The most general advice Mitchell gives to future founders is: "Startups take far longer than you think." You should ask yourself whether you're willing to do this for at least ten years. You need a certain "hubris" — a belief that you can do this better than anyone else — but you also need the balance to stay aware of change rather than be blinded by it.
For AI startups, he notes there is unprecedented pressure to move fast. AI enables you to move at a crazy pace — and many companies are in fact doing exactly that. He also notes that AI has changed the fundraising process: founders can now use AI to rapidly build prototypes even before a seed round, raising investor expectations accordingly.
12. Closing Thoughts
Mitchell Hashimoto says that in the AI era, software engineers will increasingly be expected to handle "vague tasks." Engineers will now be able to build entire demos solo, do research effectively, and run more experiments than ever before. However, he expects that production-stage work will continue to look much as it does today.
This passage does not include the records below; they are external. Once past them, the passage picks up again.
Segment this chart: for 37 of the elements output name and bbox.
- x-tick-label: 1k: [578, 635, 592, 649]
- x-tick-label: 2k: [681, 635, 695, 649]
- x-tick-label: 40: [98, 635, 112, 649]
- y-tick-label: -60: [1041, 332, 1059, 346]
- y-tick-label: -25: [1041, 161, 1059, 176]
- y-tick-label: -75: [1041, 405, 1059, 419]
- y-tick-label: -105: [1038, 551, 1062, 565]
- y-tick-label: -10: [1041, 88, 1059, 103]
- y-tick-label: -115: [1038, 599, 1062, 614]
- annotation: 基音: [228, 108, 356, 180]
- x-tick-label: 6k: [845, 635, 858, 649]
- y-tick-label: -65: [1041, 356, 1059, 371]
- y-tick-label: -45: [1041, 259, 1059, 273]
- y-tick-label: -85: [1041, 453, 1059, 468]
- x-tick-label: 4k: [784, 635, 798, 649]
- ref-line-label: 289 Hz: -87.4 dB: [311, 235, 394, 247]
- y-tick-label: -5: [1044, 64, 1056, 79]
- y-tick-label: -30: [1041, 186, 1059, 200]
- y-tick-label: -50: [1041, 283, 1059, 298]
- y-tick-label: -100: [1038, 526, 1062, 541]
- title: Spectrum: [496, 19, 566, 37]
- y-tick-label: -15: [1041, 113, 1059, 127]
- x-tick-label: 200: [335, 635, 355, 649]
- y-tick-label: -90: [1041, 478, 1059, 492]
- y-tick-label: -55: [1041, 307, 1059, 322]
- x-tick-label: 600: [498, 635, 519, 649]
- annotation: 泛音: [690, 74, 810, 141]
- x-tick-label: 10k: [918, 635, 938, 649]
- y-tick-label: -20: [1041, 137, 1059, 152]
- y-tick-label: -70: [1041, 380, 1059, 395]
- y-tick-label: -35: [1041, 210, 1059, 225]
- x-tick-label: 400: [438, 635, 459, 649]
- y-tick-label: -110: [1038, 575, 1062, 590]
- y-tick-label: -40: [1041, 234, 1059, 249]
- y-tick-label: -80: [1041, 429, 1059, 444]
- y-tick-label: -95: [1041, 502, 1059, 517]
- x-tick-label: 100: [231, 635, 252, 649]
Beyond coding and technology, what recharges Mitchell is quiet, solitary time. As an introvert, he recharges by taking walks on the beach or reading novels at night. His most recent book recommendation is V. E. Schwab's The Invisible Life of Addie LaRue — a romance novel about a woman who lives forever but is forgotten by everyone she meets. He says reading fiction provides a completely different experience from coding and helps him shift his thinking.
Mitchell Hashimoto's story offers important insight into how AI is changing every aspect of software engineering, and how we might adapt and find new opportunities amid that change. His advice — "always have an agent doing something, but turn off notifications and don't let the agent drive you" — is a practical guide for every engineer navigating the AI era.